DENVER (KDVR) — Inflation is hitting the wedding industry, forcing some couples to rethink their wedding budgets and visions for their big day.
According to The Wedding Report, 2022 is set to be a record year for the number of couples tying the knot. Nearly 2.5 million weddings are expected this year, compared to 1.9 million in 2021. Colorado ranked 19th in the nation for the number of weddings last year.
The surge in couples getting hitched post-pandemic comes as costs are rising. In Colorado, average spending jumped by more than $4,000 from 2019 to 2021. Amelia Moritz is co-owner of Alegre Weddings and Events. She estimates weddings costs are 15% to 20% higher now compared to previous seasons.
“Everybody all around is raising their prices in order to be competitive,” said Moritz.
Moritz says travel fees have skyrocketed. That means couples might be paying much more to get vendors to their wedding venue. She says vendors that rely on freight and labor are the most impacted, like caterers and floral companies.
“We have weddings that were booked a year ago so now, with flower prices going up our profit margin is lower but that’s something that’s out of our control,” said Moritz.
Both vendors and couples are paying the price. Moritz says many couples are continuing the “micro-wedding” trend that gained popularity during the COVID-19 pandemic.
“They’re having to take a better look at their budget and actually price out what’s important. A lot of couples are scaling down their weddings. It’s more intimate and they can spend more on meals or having a weekend trip,” Moritz said.

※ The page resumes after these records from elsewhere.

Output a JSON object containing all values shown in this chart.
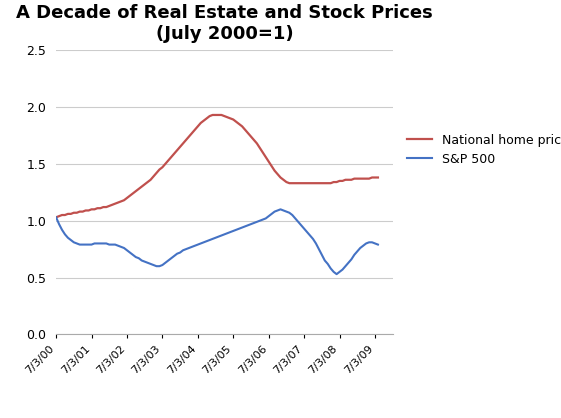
{
  "title": "A Decade of Real Estate and Stock Prices\n(July 2000=1)",
  "title_fontsize": 13,
  "background_color": "#ffffff",
  "ylim": [
    0,
    2.5
  ],
  "yticks": [
    0,
    0.5,
    1,
    1.5,
    2,
    2.5
  ],
  "xtick_labels": [
    "7/3/00",
    "7/3/01",
    "7/3/02",
    "7/3/03",
    "7/3/04",
    "7/3/05",
    "7/3/06",
    "7/3/07",
    "7/3/08",
    "7/3/09"
  ],
  "home_color": "#c0504d",
  "sp500_color": "#4472c4",
  "legend_home": "National home prices",
  "legend_sp": "S&P 500",
  "home_y": [
    1.03,
    1.04,
    1.05,
    1.05,
    1.06,
    1.06,
    1.07,
    1.07,
    1.08,
    1.08,
    1.09,
    1.09,
    1.1,
    1.1,
    1.11,
    1.11,
    1.12,
    1.12,
    1.13,
    1.14,
    1.15,
    1.16,
    1.17,
    1.18,
    1.2,
    1.22,
    1.24,
    1.26,
    1.28,
    1.3,
    1.32,
    1.34,
    1.36,
    1.39,
    1.42,
    1.45,
    1.47,
    1.5,
    1.53,
    1.56,
    1.59,
    1.62,
    1.65,
    1.68,
    1.71,
    1.74,
    1.77,
    1.8,
    1.83,
    1.86,
    1.88,
    1.9,
    1.92,
    1.93,
    1.93,
    1.93,
    1.93,
    1.92,
    1.91,
    1.9,
    1.89,
    1.87,
    1.85,
    1.83,
    1.8,
    1.77,
    1.74,
    1.71,
    1.68,
    1.64,
    1.6,
    1.56,
    1.52,
    1.48,
    1.44,
    1.41,
    1.38,
    1.36,
    1.34,
    1.33,
    1.33,
    1.33,
    1.33,
    1.33,
    1.33,
    1.33,
    1.33,
    1.33,
    1.33,
    1.33,
    1.33,
    1.33,
    1.33,
    1.33,
    1.34,
    1.34,
    1.35,
    1.35,
    1.36,
    1.36,
    1.36,
    1.37,
    1.37,
    1.37,
    1.37,
    1.37,
    1.37,
    1.38,
    1.38,
    1.38
  ],
  "sp_y": [
    1.03,
    0.97,
    0.92,
    0.88,
    0.85,
    0.83,
    0.81,
    0.8,
    0.79,
    0.79,
    0.79,
    0.79,
    0.79,
    0.8,
    0.8,
    0.8,
    0.8,
    0.8,
    0.79,
    0.79,
    0.79,
    0.78,
    0.77,
    0.76,
    0.74,
    0.72,
    0.7,
    0.68,
    0.67,
    0.65,
    0.64,
    0.63,
    0.62,
    0.61,
    0.6,
    0.6,
    0.61,
    0.63,
    0.65,
    0.67,
    0.69,
    0.71,
    0.72,
    0.74,
    0.75,
    0.76,
    0.77,
    0.78,
    0.79,
    0.8,
    0.81,
    0.82,
    0.83,
    0.84,
    0.85,
    0.86,
    0.87,
    0.88,
    0.89,
    0.9,
    0.91,
    0.92,
    0.93,
    0.94,
    0.95,
    0.96,
    0.97,
    0.98,
    0.99,
    1.0,
    1.01,
    1.02,
    1.04,
    1.06,
    1.08,
    1.09,
    1.1,
    1.09,
    1.08,
    1.07,
    1.05,
    1.02,
    0.99,
    0.96,
    0.93,
    0.9,
    0.87,
    0.84,
    0.8,
    0.75,
    0.7,
    0.65,
    0.62,
    0.58,
    0.55,
    0.53,
    0.55,
    0.57,
    0.6,
    0.63,
    0.66,
    0.7,
    0.73,
    0.76,
    0.78,
    0.8,
    0.81,
    0.81,
    0.8,
    0.79
  ],
  "xtick_positions": [
    0,
    12,
    24,
    36,
    48,
    60,
    72,
    84,
    96,
    108
  ]
}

Cutting down the guest list is an easy way to save money. Other options include:
- Book reputable vendors that are new to the industry. Less experience typically means a lower price.
- Book vendors that offer bundles or packages that include multiple services.
- Choose one important aspect to splurge on, like food. Limit costs on other areas or cut them out completely.
Couples choosing to put off wedding planning until costs go down could be waiting a while. Estimates from The Wedding Report show rising costs through 2024.